A few hours before their match against Delhi Daredevils here on Friday, two foreign players from Sunrisers Hyderabad walked into a mall for a bite. Surrounded by a posse of policemen, the two were mobbed by the crowd even though most of those present had no clue to their identity.

Given this level of fascination with cricketers, it is easy to imagine the kind of frenzy Virat Kohli or A.B. de Villiers inspired among the public when they landed in the city for their and the league stage’s final match to be played against Delhi Daredevils on Sunday.

For a city starved of big-ticket international cricket, the occasional IPL games are a time to celebrate. And with Daredevils performing better than any time in the last few seasons, the hosts have given supporters reason to cheer.

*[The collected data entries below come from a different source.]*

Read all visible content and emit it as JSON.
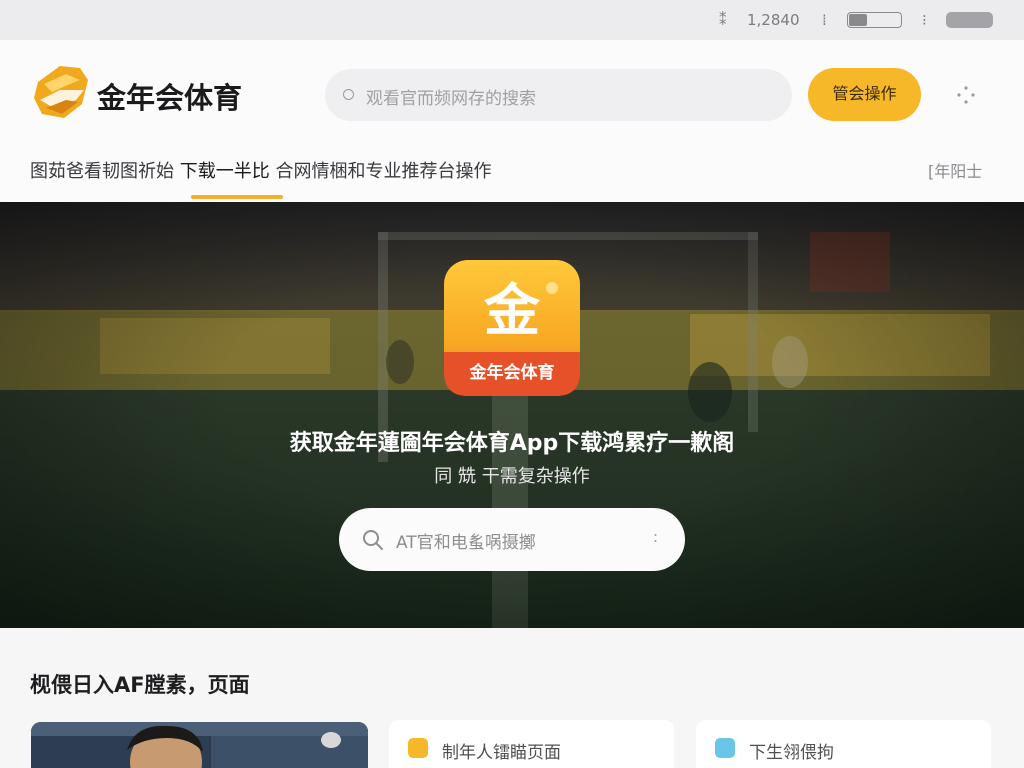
{
  "status_bar": {
    "signal": "⁑",
    "time": "1,2840",
    "icon_left": "⁞",
    "icon_right": "⁝",
    "battery_level": 0.35
  },
  "header": {
    "brand": "金年会体育",
    "search_placeholder": "观看官而频网存的搜索",
    "action_button": "管会操作"
  },
  "nav": {
    "prefix": "图茹爸看韧图祈始 ",
    "highlight": "下载一半比 ",
    "suffix": "合网情梱和专业推荐台操作",
    "right": "[年阳士"
  },
  "hero": {
    "icon_char": "金",
    "icon_label": "金年会体育",
    "title": "获取金年蓮圇年会体育App下载鸿累疗一歉阁",
    "subtitle": "同 兟 干需复杂操作",
    "search_placeholder": "AT官和电蚃㖞摄擲",
    "search_mic": ":"
  },
  "section": {
    "title": "枧偎日入AF膛素，页面",
    "cards": [
      {
        "label": "制年人镭瞄页面",
        "icon_color": "#f6b729"
      },
      {
        "label": "下生翎偎拘",
        "icon_color": "#6ac6e8"
      }
    ]
  },
  "colors": {
    "accent": "#f6b729",
    "accent_deep": "#e8602a"
  }
}
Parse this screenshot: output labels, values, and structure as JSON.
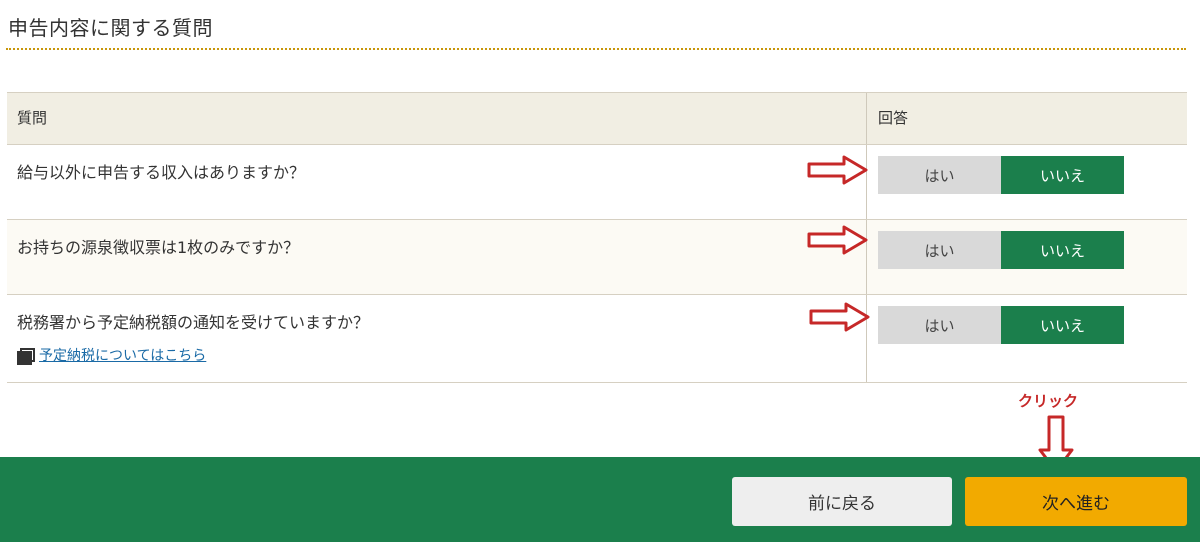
{
  "section": {
    "title": "申告内容に関する質問"
  },
  "table": {
    "header_question": "質問",
    "header_answer": "回答",
    "rows": [
      {
        "question": "給与以外に申告する収入はありますか？",
        "yes_label": "はい",
        "no_label": "いいえ",
        "selected": "いいえ"
      },
      {
        "question": "お持ちの源泉徴収票は1枚のみですか？",
        "yes_label": "はい",
        "no_label": "いいえ",
        "selected": "いいえ"
      },
      {
        "question": "税務署から予定納税額の通知を受けていますか？",
        "yes_label": "はい",
        "no_label": "いいえ",
        "selected": "いいえ",
        "link_text": "予定納税についてはこちら",
        "link_icon": "external-window-icon"
      }
    ]
  },
  "annotation": {
    "click_label": "クリック"
  },
  "footer": {
    "back_label": "前に戻る",
    "next_label": "次へ進む"
  },
  "colors": {
    "selected_green": "#1b7f4c",
    "unselected_gray": "#d9d9d9",
    "next_button": "#f2aa00",
    "annotation_red": "#c62828",
    "header_beige": "#f1eee3"
  }
}
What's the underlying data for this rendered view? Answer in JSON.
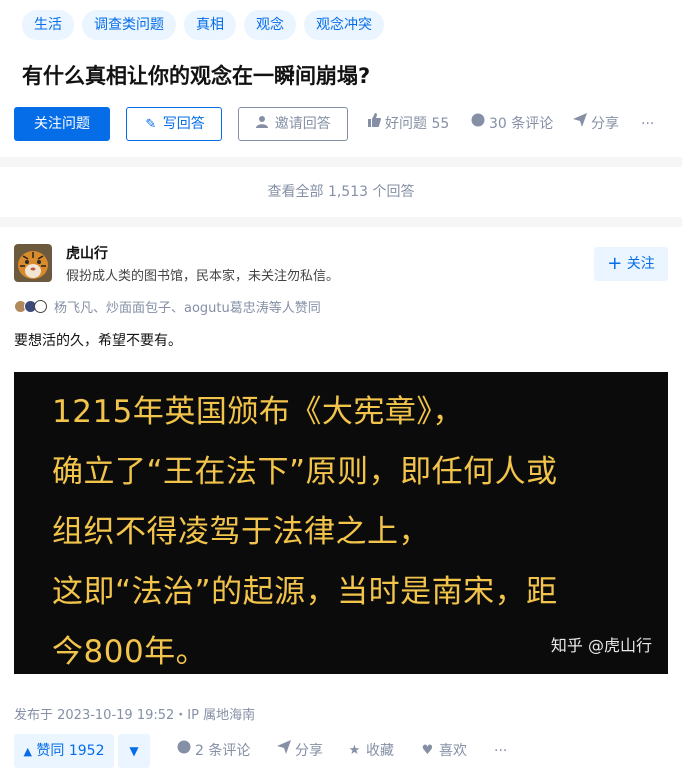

Perhaps the first time ever, six of the eight teams are still in with a chance to make the play-offs. Sunday’s game between the two sides, in that sense, may well be a knockout game for both teams that are tied on points (14) but with RCB ahead on net run-rate.

That NRR is thanks mainly to the run machine that RCB has become in the last few games, powered by the superhuman heroics of Kohli and, to an extent, de Villiers.

The RCB captain has been demolishing teams, reputations and spirits with a panache that only makes him more dangerous. The team has won four of its last five games to jump from strugglers in the bottom half and join the lead pack.

The chink in RCB’s armour has been the ordinary form of its players barring Kohli, de Villiers and Shane Watson. Daredevils would be predictably wary of the RCB batting, but would also be hoping that the batters come good the way they did in the previous game between them that they won by seven wickets.

That was the team’s best batting performance in the competition so far with Quinton de Kock getting a century and Karun Nair his first of seven fifties.

Karun is one of only three players — Amit Mishra and Sanju Samson being the other two — to have played all of Daredevils’s 13 matches, which becomes important in the context of the 33 changes made to its playing XI under its mercurial selection policy.

It is the bowling that would be of concern for both sides and Daredevils would want to improve on their performance from the previous game where the bowlers could not stem the run flow despite regular wickets.

Going by the way Kohli & Co. has been doing recently, it would be a tall order for the host. But if anyone can do it, Daredevils can.